Acknowledging the charge, Ishiguro said his most urgent task now is to bring that business up to speed before looking at additional M&A deals.
“I moved things around to beef up our sensor business, and my top priority is to generate convincing returns from it,” he said. Ishiguro, who took the top job in 2016, oversaw the acquisition of U.S.-based MEMS specialist InvenSense Inc. the year after and is keen to prove that division’s worth.
The auto industry presents another potent opportunity, as TDK’s magnetic sensors can be used at multiple spots around a car, from power-steering to windshield wipers. The Tokyo-based company’s technology is “already in a lot of car pipelines, including ones awaiting approval and ones waiting for mass production,” Ishiguro said. “In a not so distant future, our sensors will be the de facto standard in the car industry.”

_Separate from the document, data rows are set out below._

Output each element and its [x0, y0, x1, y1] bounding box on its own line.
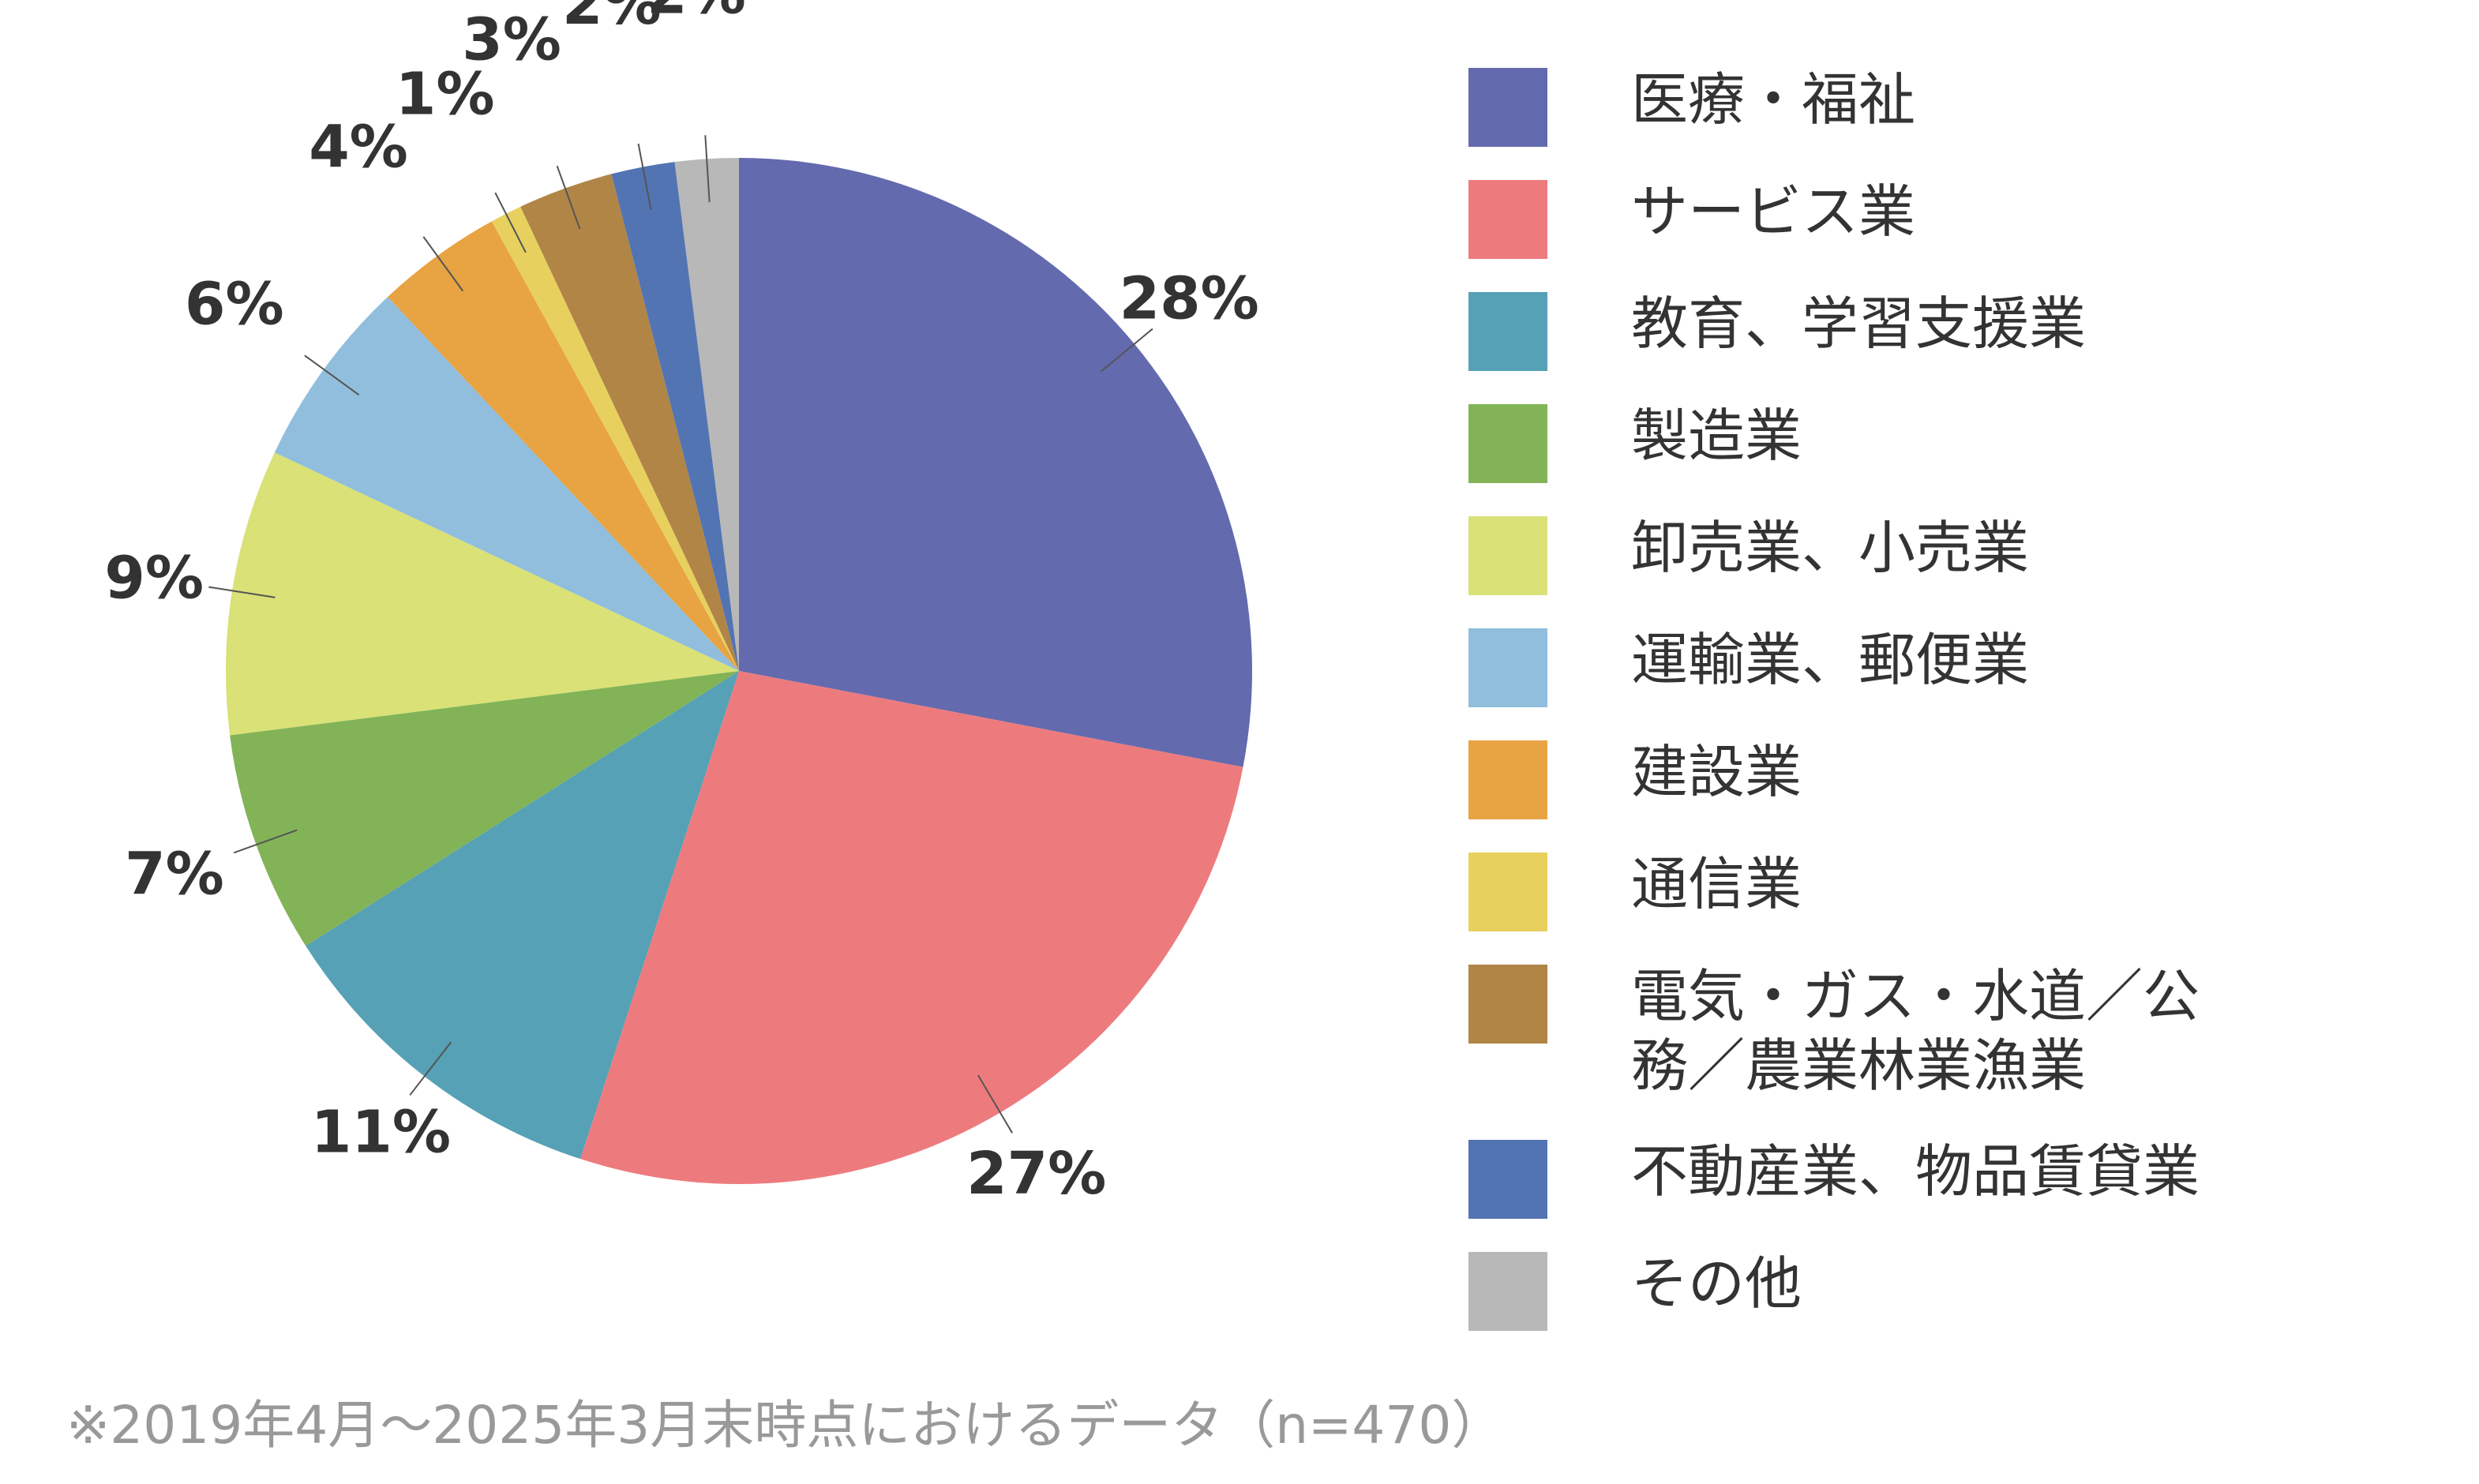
leader-line-4 — [233, 829, 298, 854]
legend-swatch — [1468, 68, 1547, 147]
leader-lines — [208, 135, 1153, 1134]
pie-slice-2 — [580, 671, 1243, 1184]
legend-swatch — [1468, 292, 1547, 371]
data-label-11: 2% — [647, 0, 746, 28]
legend-label: 製造業 — [1631, 403, 1802, 469]
leader-line-11 — [704, 135, 711, 203]
data-label-1: 28% — [1119, 264, 1259, 332]
data-label-10: 2% — [562, 0, 662, 38]
percentage-labels: 28%27%11%7%9%6%4%1%3%2%2% — [104, 0, 1258, 1208]
data-label-3: 11% — [311, 1099, 451, 1167]
leader-line-6 — [304, 354, 360, 396]
legend-label: 教育、学習支援業 — [1631, 290, 2087, 357]
legend-label: 医療・福祉 — [1631, 66, 1916, 133]
pie-chart: 28%27%11%7%9%6%4%1%3%2%2% — [104, 0, 1258, 1208]
legend-label: 電気・ガス・水道／公 務／農業林業漁業 — [1631, 963, 2200, 1099]
leader-line-9 — [556, 165, 581, 230]
legend-label: 不動産業、物品賃貸業 — [1631, 1138, 2200, 1205]
pie-slice-6 — [274, 297, 739, 671]
pie-slice-11 — [674, 158, 739, 671]
pie-slice-4 — [230, 671, 739, 946]
legend-swatch — [1468, 1252, 1547, 1331]
data-label-5: 9% — [104, 545, 204, 613]
data-label-6: 6% — [185, 271, 284, 339]
data-label-9: 3% — [462, 6, 561, 73]
data-label-4: 7% — [125, 840, 224, 908]
pie-slice-1 — [739, 158, 1252, 767]
pie-slice-7 — [388, 221, 739, 672]
pie-slice-9 — [520, 174, 739, 671]
legend-swatch — [1468, 516, 1547, 595]
leader-line-8 — [494, 192, 527, 253]
pie-slice-8 — [491, 206, 739, 671]
leader-line-2 — [977, 1074, 1014, 1134]
pie-slice-5 — [226, 452, 740, 736]
pie-slices — [226, 158, 1252, 1184]
legend-swatch — [1468, 1140, 1547, 1219]
legend-label: 建設業 — [1631, 739, 1802, 805]
legend-label: 卸売業、小売業 — [1631, 515, 2030, 581]
pie-slice-3 — [306, 671, 739, 1160]
leader-line-1 — [1100, 328, 1153, 373]
legend-label: 通信業 — [1631, 851, 1802, 917]
leader-line-10 — [637, 143, 652, 210]
legend-swatch — [1468, 404, 1547, 483]
legend-swatch — [1468, 965, 1547, 1044]
legend-swatch — [1468, 740, 1547, 819]
data-label-7: 4% — [309, 114, 408, 182]
leader-line-7 — [422, 236, 464, 292]
legend-swatch — [1468, 628, 1547, 707]
data-label-8: 1% — [396, 60, 495, 128]
leader-line-3 — [409, 1041, 452, 1096]
legend-label: その他 — [1631, 1250, 1802, 1317]
legend-label: サービス業 — [1631, 178, 1916, 245]
legend-swatch — [1468, 853, 1547, 931]
data-label-2: 27% — [966, 1140, 1106, 1208]
legend-label: 運輸業、郵便業 — [1631, 627, 2030, 693]
legend-swatch — [1468, 180, 1547, 259]
pie-slice-10 — [611, 162, 739, 672]
footnote: ※2019年4月～2025年3月末時点におけるデータ（n=470） — [66, 1395, 1504, 1456]
leader-line-5 — [208, 586, 276, 598]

TDK in May forecast a 14% drop in its production for the auto market this fiscal year, as the industry battles the effects of Covid-19 and lingering trade tensions. But Ishiguro’s belief, shared by SMBC Nikko Securities analyst Hiroharu Watanabe, is that the upheaval is more likely to hasten automakers’ transition to smart electric vehicles and thus expand the market for component makers.
“Tesla has adopted an upgradeable computer platform for its Model 3, which we can almost call a smartphone in terms of the semiconductor chips it equips,” Watanabe said. Daimler AG last week announced it will use Nvidia Corp.’s similar smart car technology in all its vehicles starting with 2024 models.